Stone has said that the film, which will focus on the life and presidency of Bush, will not be an anti-Bush polemic, but, as he told Daily Variety, “a fair, true portrait of the man.”
“How did Bush go from being an alcoholic bum to the most powerful figure in the world?”
W will be Stone’s third film dealing with presidential matters, following Nixon and JFK.
Stone’s films also include the Vietnam sagas Born on the Fourth of July and Platoon, which won four Oscars. He is an outspoken critic of the decision to invade Iraq.
Yeung is one of the Hong Kong media and entertainment industry’s most colourful figures, and has been implicated in a series of high-profile court cases spanning a 20-year period.
He was jailed for nine months in 1981 for attempting to pervert the course of justice, but in 1995 was cleared of criminal intimidation and false imprisonment after all five prosecution witnesses forgot details of offences.
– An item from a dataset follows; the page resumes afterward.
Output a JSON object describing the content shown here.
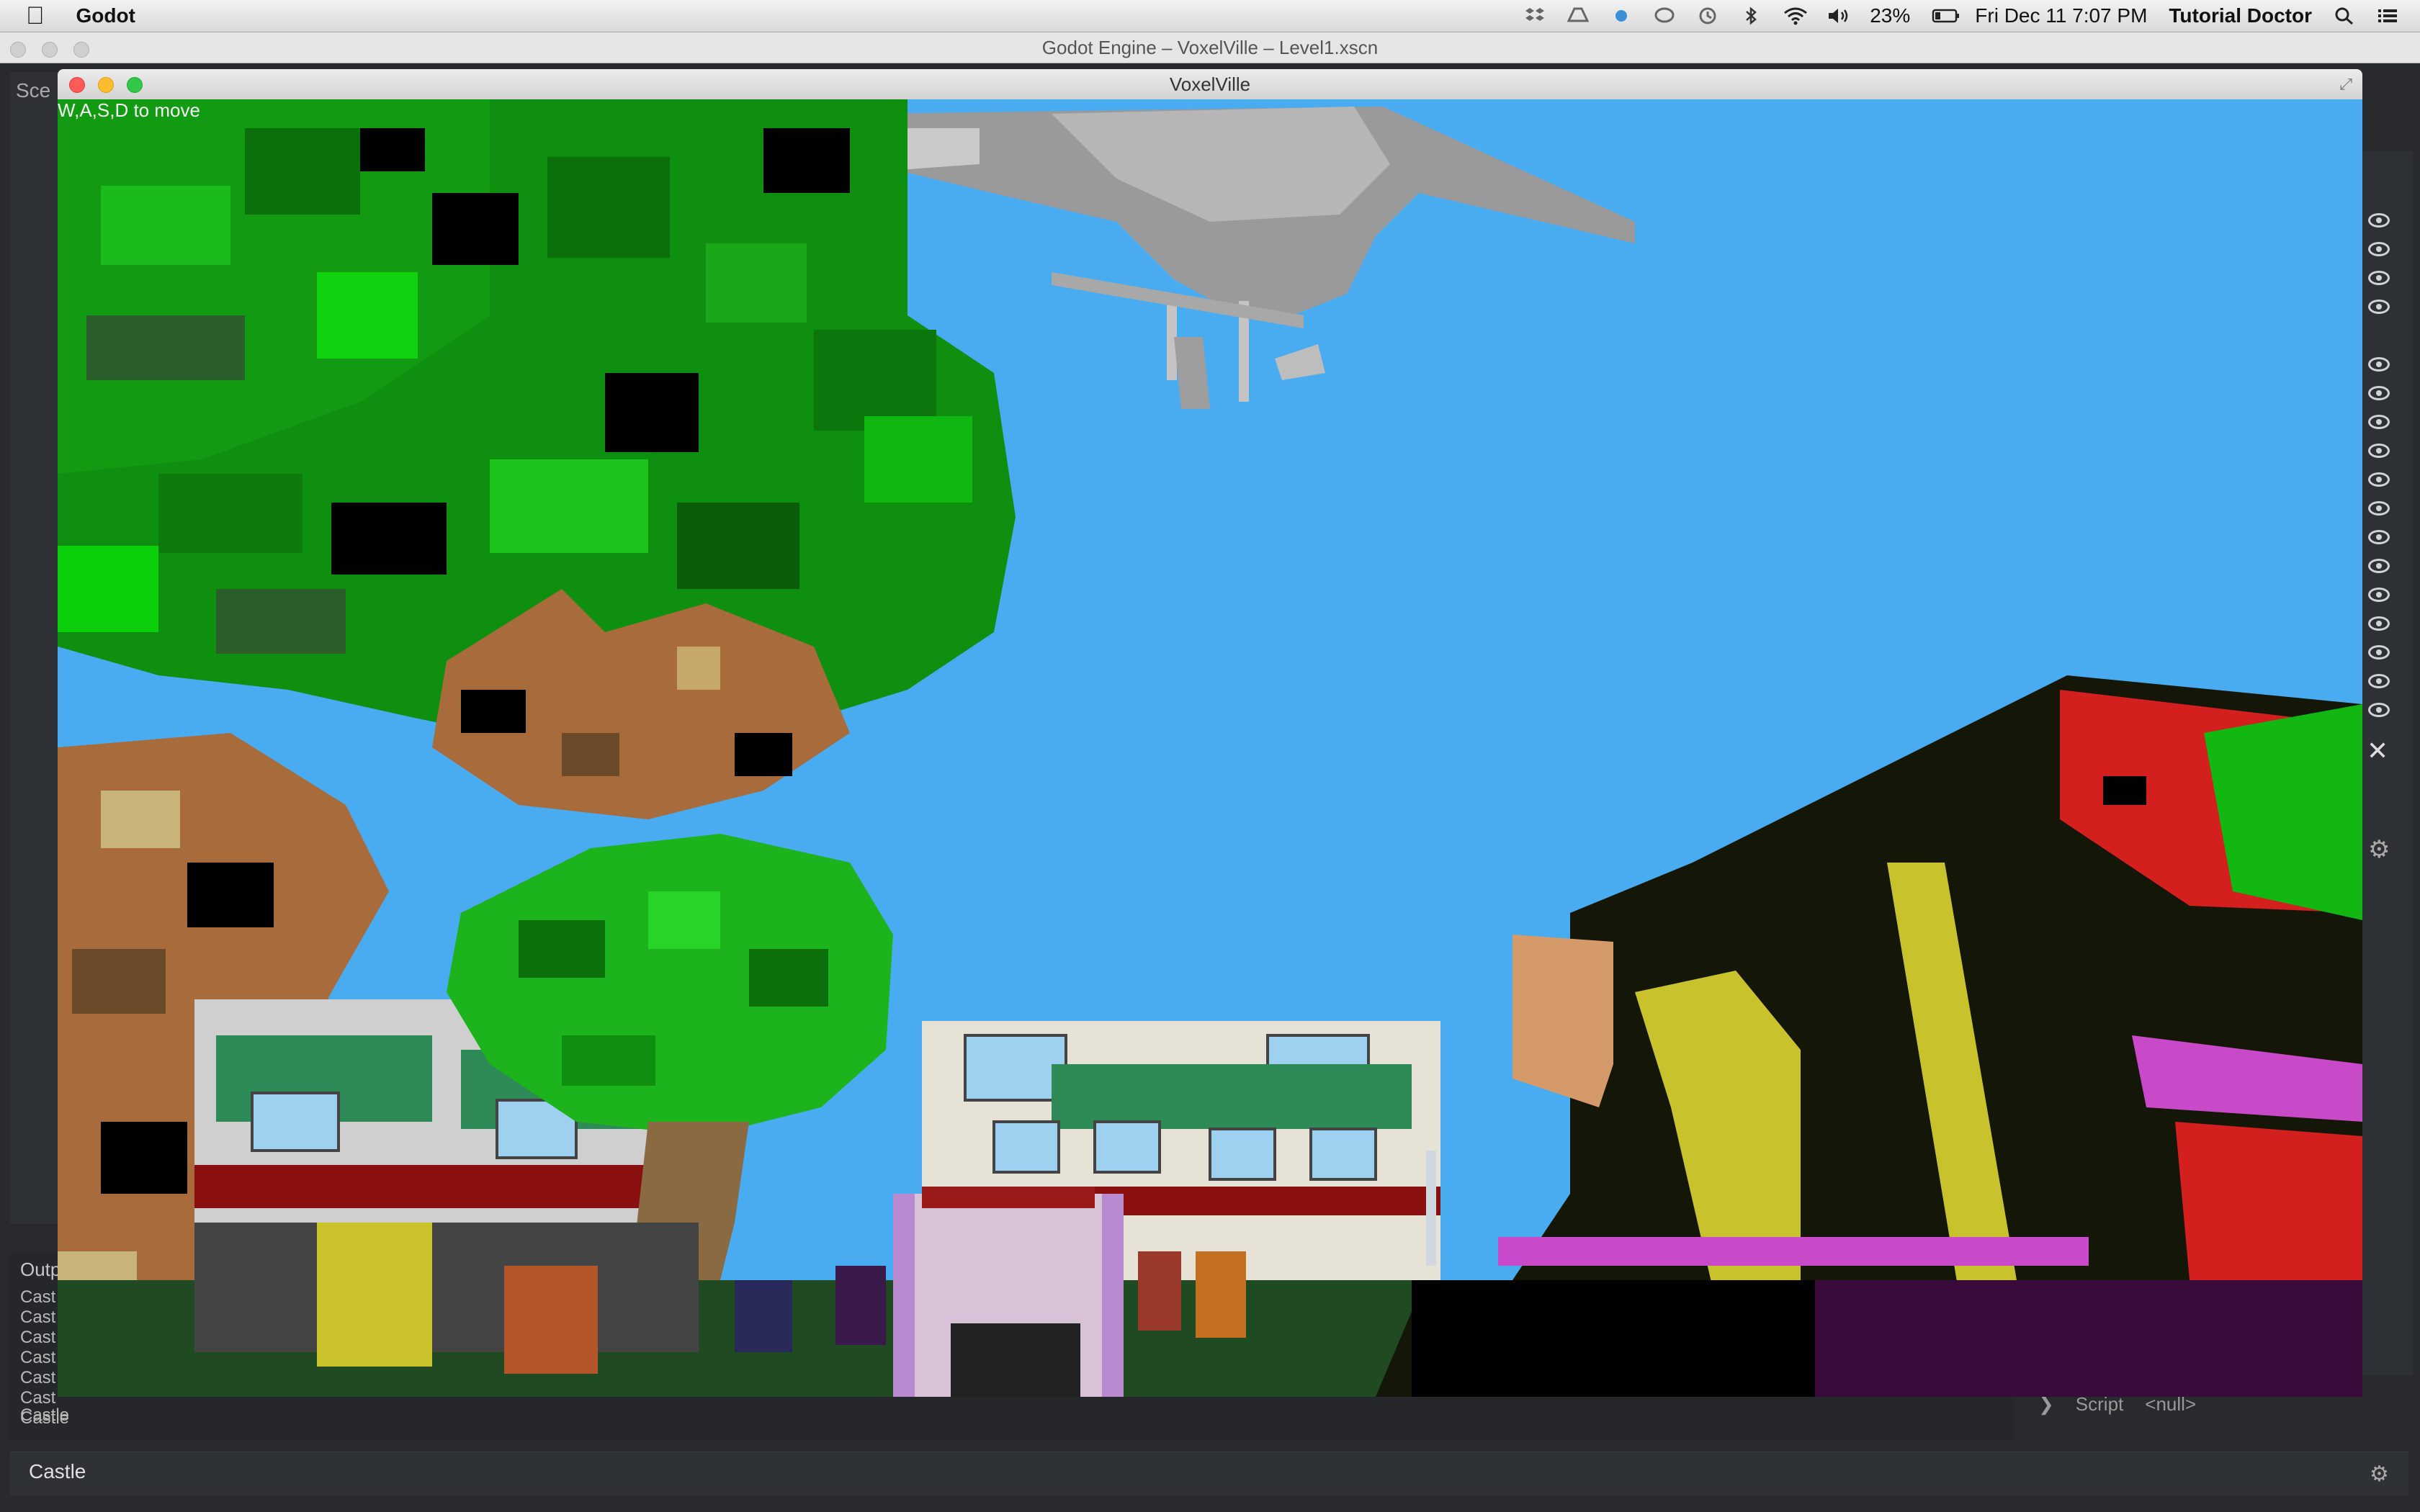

In 2003, Yeung and singer Juno Mak were among 30 arrested in connection with corruption allegations over preferential treatment of “a number of singers, including the promotion of these singers and their hits on a music billboard,” Hong Kong’s Independent Commission Against Corruption (ICAC) said.
Yeung also escaped a botched kidnap attempt in 1989, and owned the racy Eastweek magazine before it was shut down last year after publishing a photograph of a semi-naked actress taken during a kidnapping in 1991.
The businessman, who set up the Emperor record label in 1999, has been credited with the meteoric rise of Cantopop stars including Nicholas Tse and the Twins.
The Emperor Group, a Hong Kong consortium, is involved in real estate, financial services, watches and jewelry, publishing and other businesses, some of which have direct connections in Canada.
Described as a small, lively man, with a boyish face, Yeung likes to flaunt his wealth.
Reputed for his collection of Rolls Royce and Mercedes Benz cars, all with expensive license plates bearing so called “lucky numbers,” Yeung once dropped $1.9 million for a registration plate bearing the number 9.
Since the early ‘90s Yeung has been on the radar of Canadian Asian organized crime investigators. He was among the targets looked at in the controversial Sidewinder report which attempted to study the links between triads, the Chinese government and the Chinese diaspora.